Элимберри протягивал Ле Генну пачку тонких тетрадок в желтой обложке.

Бретонец вытер влажный лоб.

Через его плечо я оглядел маленькую студенческую комнатку, опрятно и заботливо прибранную. Порядок нарушала только рукопись на столе, прерванная на середине страницы и прикрытая наполовину каким-то толстым фолиантом. По стенам на полках стояло множество книг, большинство, как я заметил, посвященных русской и французской истории.
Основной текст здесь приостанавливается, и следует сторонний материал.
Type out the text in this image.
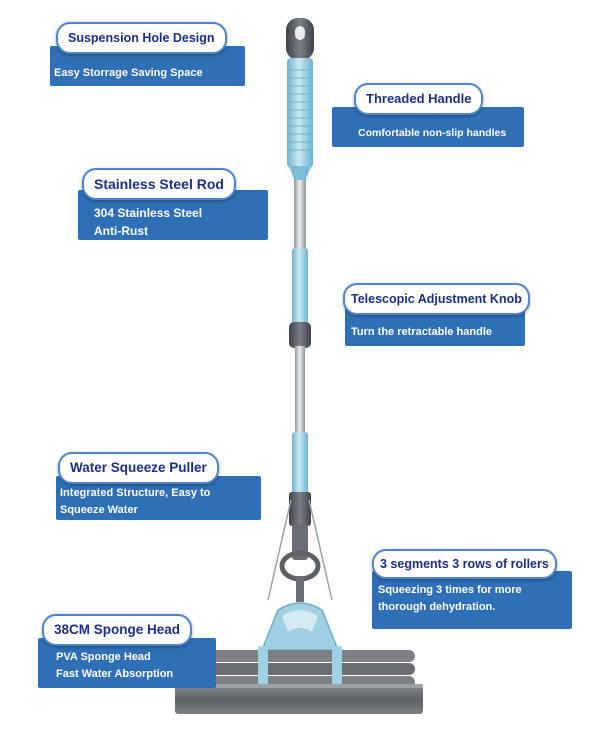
Suspension Hole Design
Easy Storrage Saving Space
Threaded Handle
Comfortable non-slip handles
Stainless Steel Rod
304 Stainless Steel
Anti-Rust
Telescopic Adjustment Knob
Turn the retractable handle
Water Squeeze Puller
Integrated Structure, Easy to
Squeeze Water
3 segments 3 rows of rollers
Squeezing 3 times for more
thorough dehydration.
38CM Sponge Head
PVA Sponge Head
Fast Water Absorption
— Значит, не все потеряно, — говорил между тем Ле Генн, — я хочу надеяться, что смерть бедного мальчика по меньшей мере не останется не отомщенной. Мой друг, — обратился он ко мне, — могу я вас попросить прочесть все это и передать мне завтра на словах резюме? Но это спешно и важно… Если бы вы завтра зашли ко мне на службу? В час дня или полвторого? Большое спасибо, я буду рассчитывать на вас.

♦♦♦

Чем дальше я читал дневник князя Юрия Любо-мирского, тем более я жалел об этой так рано оборвавшейся жизни. Со страниц его записок его образ вставал чрезвычайно светлым и симпатичным. Видно было, что это был серьезный юноша, сосредоточенно работавший над своим предметом, историей, в Сорбонне, вызывавший большой интерес у своих преподавателей, а в остальном — хороший товарищ, умный, чистый и отзывчивый молодой человек.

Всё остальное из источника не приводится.